Amnesty International mentionne également le degré élevé de classements sans suite. Bien entendu, dans un État de droit, une procédure requiert des preuves valables. Nous devons donc nous concentrer sur la collecte adéquate de celles-ci. C’est ce que nous faisons également dans les centres de prise en charge, avec les feuilles de route médico-légales. De la sorte, non seulement le dépôt des plaintes est plus rapide, mais nous fournissons aussi des dossiers plus solides.

J’ai investi récemment dans la formation de 180 nouveaux inspecteurs de moeurs. Des mesures sont également prises en vue d’améliorer et d’affiner l’enregistrement d’actes de violence commis contre des femmes, afin que nous puissions déposer de meilleures statistiques.

Madame Matz, il est clair que la lutte contre les violences sexuelles exige des efforts dans tous les domaines politiques possibles. Mon administration est ainsi en train de préparer un nouveau plan d’action contre la violence liée au genre.

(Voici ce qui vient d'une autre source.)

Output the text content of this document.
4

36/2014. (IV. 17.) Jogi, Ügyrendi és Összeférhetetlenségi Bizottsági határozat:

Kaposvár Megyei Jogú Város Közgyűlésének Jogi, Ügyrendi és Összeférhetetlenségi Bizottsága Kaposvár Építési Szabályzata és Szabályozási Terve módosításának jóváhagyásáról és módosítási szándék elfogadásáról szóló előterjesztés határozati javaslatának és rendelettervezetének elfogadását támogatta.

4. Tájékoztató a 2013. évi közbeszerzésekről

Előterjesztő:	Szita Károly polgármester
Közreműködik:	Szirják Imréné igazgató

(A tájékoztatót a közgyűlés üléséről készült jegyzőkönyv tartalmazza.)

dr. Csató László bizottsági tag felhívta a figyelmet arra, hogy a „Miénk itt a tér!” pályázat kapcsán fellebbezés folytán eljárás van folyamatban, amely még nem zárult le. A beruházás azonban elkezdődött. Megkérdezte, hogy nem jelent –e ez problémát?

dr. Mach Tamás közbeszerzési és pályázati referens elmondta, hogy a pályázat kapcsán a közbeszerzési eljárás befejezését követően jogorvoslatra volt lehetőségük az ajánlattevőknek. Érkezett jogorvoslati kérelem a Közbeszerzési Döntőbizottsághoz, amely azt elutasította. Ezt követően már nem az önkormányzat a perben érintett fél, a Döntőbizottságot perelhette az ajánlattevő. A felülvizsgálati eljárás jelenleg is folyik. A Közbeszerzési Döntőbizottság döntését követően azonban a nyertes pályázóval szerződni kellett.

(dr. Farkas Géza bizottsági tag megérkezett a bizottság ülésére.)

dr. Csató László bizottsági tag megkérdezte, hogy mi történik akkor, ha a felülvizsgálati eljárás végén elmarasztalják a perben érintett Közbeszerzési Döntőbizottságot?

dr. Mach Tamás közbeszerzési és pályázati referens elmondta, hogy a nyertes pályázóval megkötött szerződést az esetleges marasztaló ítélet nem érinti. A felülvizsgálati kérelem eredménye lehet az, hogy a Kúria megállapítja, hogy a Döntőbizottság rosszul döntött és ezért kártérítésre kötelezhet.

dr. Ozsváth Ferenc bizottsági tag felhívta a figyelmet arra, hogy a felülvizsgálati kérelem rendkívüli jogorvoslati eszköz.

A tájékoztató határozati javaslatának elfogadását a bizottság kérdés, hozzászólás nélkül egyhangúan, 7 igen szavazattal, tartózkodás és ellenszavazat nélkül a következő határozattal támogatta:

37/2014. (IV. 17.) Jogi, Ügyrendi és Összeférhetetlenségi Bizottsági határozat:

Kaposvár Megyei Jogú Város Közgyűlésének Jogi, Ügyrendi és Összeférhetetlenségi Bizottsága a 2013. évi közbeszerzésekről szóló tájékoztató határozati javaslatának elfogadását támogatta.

La lutte contre les violences sexuelles en constitue une priorité.

Pour conclure, madame la présidente, le 18 décembre, la conférence interministérielle « Droits des femmes » a également été mise en place, de manière à renforcer la coopération entre les niveaux de pouvoir et à consolider la lutte contre les violences sexuelles.

Vanessa Matz (cdH): Madame la ministre, je vous remercie de votre réponse.
Tout d’abord, je tiens à souligner la création de ces centres, qui comportent un volet médical et un volet judiciaire. Actuellement, il n’en existe que trois. Vous voulez les augmenter, et c’est extrêmement important, car c’est grâce à ces centres que le traitement des victimes de viol est effectué.

Toutefois, quand vous affirmez que les classements sans suite sont simplement dus à un problème de collecte des preuves, nous savons que ce n’est pas le cas. Il est notoire que la justice souffre toujours d’un manque de moyens. C’est pourquoi le prochain gouvernement devrait se pencher sur un budget dédié spécifiquement à la lutte contre les violences infligées aux femmes, en consacrant un volet important aux violences sexuelles.

Je me réjouis de votre volontarisme. J’ai toujours dit à votre collègue Geens que les plans constituaient, bien entendu, un moyen intéressant, mais à condition qu’ils soient budgétisés et exécutés. Je pense, par exemple, à la formation des acteurs de première ligne. De même, en coopération avec les entités fédérées, il faut se concentrer sur la prévention auprès des jeunes. Il suffit d’observer les statistiques relatives aux stéréotypes en circulation.